Location: Cotton Production and Processing Research

Title: A CNN-based approach to detect cover damage of round cotton modules

Author
item IQBAL, MD - Texas A&M University
item HARDIN, ROBERT - Texas A&M University
item WANG, TIANYI - Texas A&M University
item WARD, JASON - North Carolina State University
item Wanjura, John

Submitted to: National Cotton Council Beltwide Cotton Conference
Publication Type: Abstract Only
Publication Acceptance Date: 10/21/2021
Publication Date: 10/21/2021
Citation: Iqbal, M.Z., Hardin, R.G., Wang, T., Ward, J.K., Wanjura, J.D. 2021. A CNN-based approach to detect cover damage of round cotton modules.
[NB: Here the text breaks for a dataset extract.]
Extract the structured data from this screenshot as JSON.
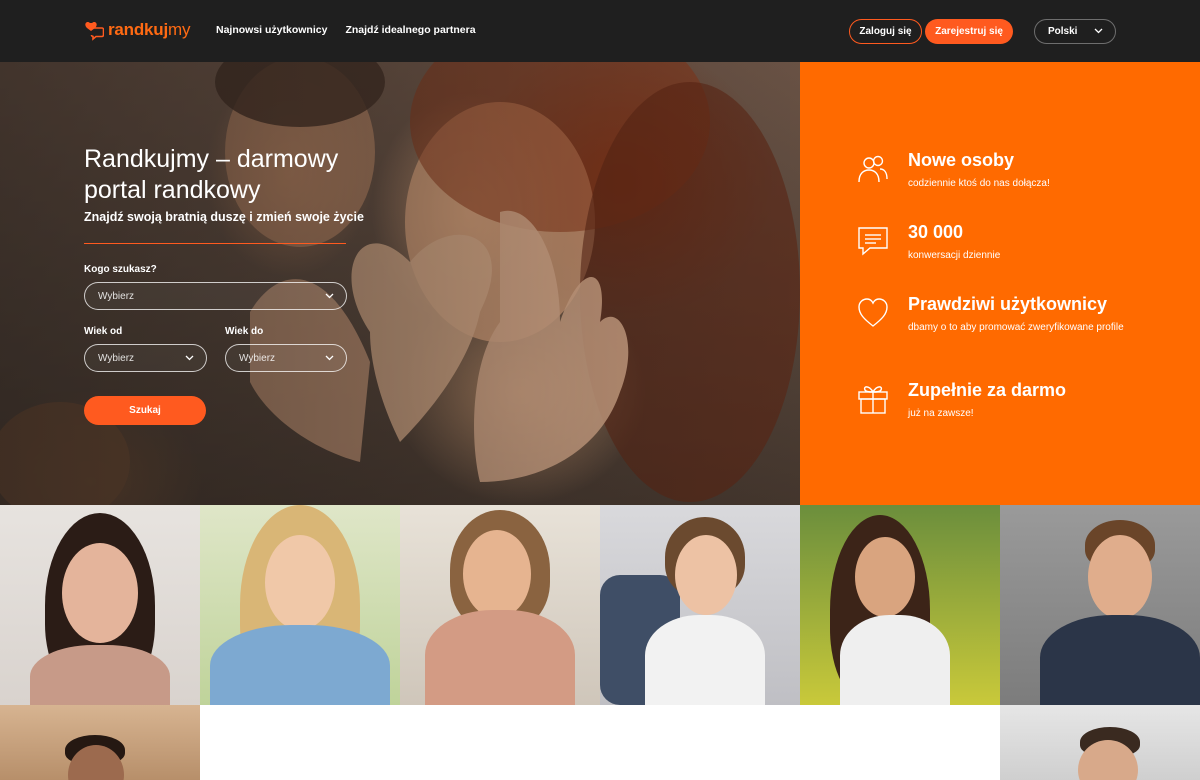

National Cotton Council Beltwide Cotton Conference.

Interpretive Summary:

Technical Abstract: Round cotton modules covered with engineered plastic film are increasingly popular because they largely automate the cotton harvest. During the handling of the round cotton modules, it was indicated that the cover damage might occur frequently which is the major source of plastic contamination in the processed cotton fiber. Plastic contamination costs millions of dollars of premiums every year to the US cotton industry, whereas this industry was one of the cleanest cotton providers to the international market. To uphold the reputation, the US cotton industries are putting high priority for the removal of plastic contamination from cotton. To produce contamination-free fiber, it is important to determine detailed information about the plastic cover damage of the cotton modules. Farmers and ginners might want to identify damaged covers to be able to repair or handle carefully. An automatic cover damage identification system might be able to resolve this issue. Therefore, the objective of this research was to develop a convolutional neural network (CNN) based model to classify the cotton modules with damaged covers during the handling process. To collect images of the cotton modules during the handling process, a single-board computer-based system was developed and installed on a loader. This system was able to collect images of the cotton modules from different directions during the handling process and stored them with a unique RFID number. A CNN model was developed by using some training and testing images of cotton modules having damaged and undamaged covers. This model was able to provide information about the status of each module from the images collected by the system. The gathered information from this study might be helpful to produce contamination-free high-quality cotton by improving the handling, and ginning process consequently.